Carson Utz, Novato, Calif.
A: I'll go further than that: No responsible parent would allow a child to see the film. "The Passion of the Christ," the most violent film I have ever seen, received an R rating from the MPAA because the group, which exists in part to quell the fears of churchgoing America, lacked the nerve to give it the NC-17 rating it clearly deserves.
This becomes an unanswerable argument for my recommendation of an A (for adults only) rating between the R (which allows parents to take in children of any age) and the NC-17, which is irretrievably associated with pornography.
Because many theaters refuse to book NC-17 films, and many media outlets will not advertise them, imagine the irony if their own policies had forced them to boycott "The Passion of the Christ"!
Let the MPAA bring back the X, which everyone understands, for porno and establish a useful adults-only rating for films that are not pornography but are simply unsuitable for children.
I wholeheartedly agree both that the MPAA's ratings policies are ridiculous and that we need a system that clearly distinguises porn from movies that are simply for adults-only. R doesn't cut it, and NC-17 is inappropriately feared.

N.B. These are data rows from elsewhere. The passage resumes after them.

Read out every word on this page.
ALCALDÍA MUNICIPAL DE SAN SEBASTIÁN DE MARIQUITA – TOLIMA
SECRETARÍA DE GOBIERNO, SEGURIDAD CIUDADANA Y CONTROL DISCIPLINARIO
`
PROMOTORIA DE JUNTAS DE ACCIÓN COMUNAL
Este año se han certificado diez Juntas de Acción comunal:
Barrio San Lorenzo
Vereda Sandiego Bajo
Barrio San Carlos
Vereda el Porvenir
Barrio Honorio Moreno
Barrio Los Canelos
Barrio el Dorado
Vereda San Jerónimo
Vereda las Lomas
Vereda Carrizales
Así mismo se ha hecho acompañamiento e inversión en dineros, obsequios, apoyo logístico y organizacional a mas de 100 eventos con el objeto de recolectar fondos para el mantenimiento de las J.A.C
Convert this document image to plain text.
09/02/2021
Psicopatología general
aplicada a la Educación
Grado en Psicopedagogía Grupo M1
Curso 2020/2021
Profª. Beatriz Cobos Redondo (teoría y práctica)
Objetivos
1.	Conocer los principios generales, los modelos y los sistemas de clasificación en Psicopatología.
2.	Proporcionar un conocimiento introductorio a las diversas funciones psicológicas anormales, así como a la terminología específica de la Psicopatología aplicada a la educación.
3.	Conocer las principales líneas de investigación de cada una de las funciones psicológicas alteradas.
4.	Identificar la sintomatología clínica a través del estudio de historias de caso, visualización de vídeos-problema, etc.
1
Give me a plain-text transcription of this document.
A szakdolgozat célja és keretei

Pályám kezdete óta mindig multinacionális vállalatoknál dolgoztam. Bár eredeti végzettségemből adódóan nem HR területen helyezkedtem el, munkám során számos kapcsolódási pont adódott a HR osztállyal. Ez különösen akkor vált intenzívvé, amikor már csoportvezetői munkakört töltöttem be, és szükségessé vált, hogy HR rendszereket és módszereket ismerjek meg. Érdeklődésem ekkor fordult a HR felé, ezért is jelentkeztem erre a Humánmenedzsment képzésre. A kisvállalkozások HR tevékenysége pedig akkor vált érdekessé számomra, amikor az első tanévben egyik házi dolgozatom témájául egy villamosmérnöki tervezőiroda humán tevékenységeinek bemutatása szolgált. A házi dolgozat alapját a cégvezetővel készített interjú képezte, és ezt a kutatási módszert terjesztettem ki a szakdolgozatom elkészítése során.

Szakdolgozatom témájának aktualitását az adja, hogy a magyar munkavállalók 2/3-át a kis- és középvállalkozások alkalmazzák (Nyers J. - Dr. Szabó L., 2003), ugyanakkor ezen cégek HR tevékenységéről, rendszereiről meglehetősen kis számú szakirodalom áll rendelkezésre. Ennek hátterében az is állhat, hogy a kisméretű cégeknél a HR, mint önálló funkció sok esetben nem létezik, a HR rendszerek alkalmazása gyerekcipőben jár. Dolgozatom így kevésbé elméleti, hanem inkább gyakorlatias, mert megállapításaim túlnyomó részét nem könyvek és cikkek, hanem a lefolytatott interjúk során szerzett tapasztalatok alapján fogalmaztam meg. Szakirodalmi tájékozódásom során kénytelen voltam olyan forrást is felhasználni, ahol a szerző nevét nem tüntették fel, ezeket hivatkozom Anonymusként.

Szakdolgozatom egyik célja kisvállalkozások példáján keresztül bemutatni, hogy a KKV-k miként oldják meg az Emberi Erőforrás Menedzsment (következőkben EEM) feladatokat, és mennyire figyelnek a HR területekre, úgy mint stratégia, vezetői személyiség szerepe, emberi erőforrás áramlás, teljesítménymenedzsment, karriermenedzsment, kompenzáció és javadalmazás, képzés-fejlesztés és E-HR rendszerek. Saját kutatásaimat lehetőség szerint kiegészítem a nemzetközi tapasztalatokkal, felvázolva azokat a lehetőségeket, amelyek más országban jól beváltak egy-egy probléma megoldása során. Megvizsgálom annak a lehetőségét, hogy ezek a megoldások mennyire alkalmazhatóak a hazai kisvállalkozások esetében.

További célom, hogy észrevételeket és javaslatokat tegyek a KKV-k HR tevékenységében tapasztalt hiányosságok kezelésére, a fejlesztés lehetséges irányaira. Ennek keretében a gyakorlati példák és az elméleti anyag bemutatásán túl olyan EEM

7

In the meantime, too many parents are irresponsible and pay no attention to ratings, regardless. "Passion" is rated R. Critics everywhere (whether they like the film or not) have described it as intensely violent. Yet parents continue to stupidly take kids to see it. "Passion" is not alone here, though. I've seen parents escorting kids into many movies that were clearly too violent for them. I don't care how mature you think your 7-year-old is, he shouldn't see "Terminator 3."
The MPAA can only do part of the work. Parents and theater managers are responsible, too.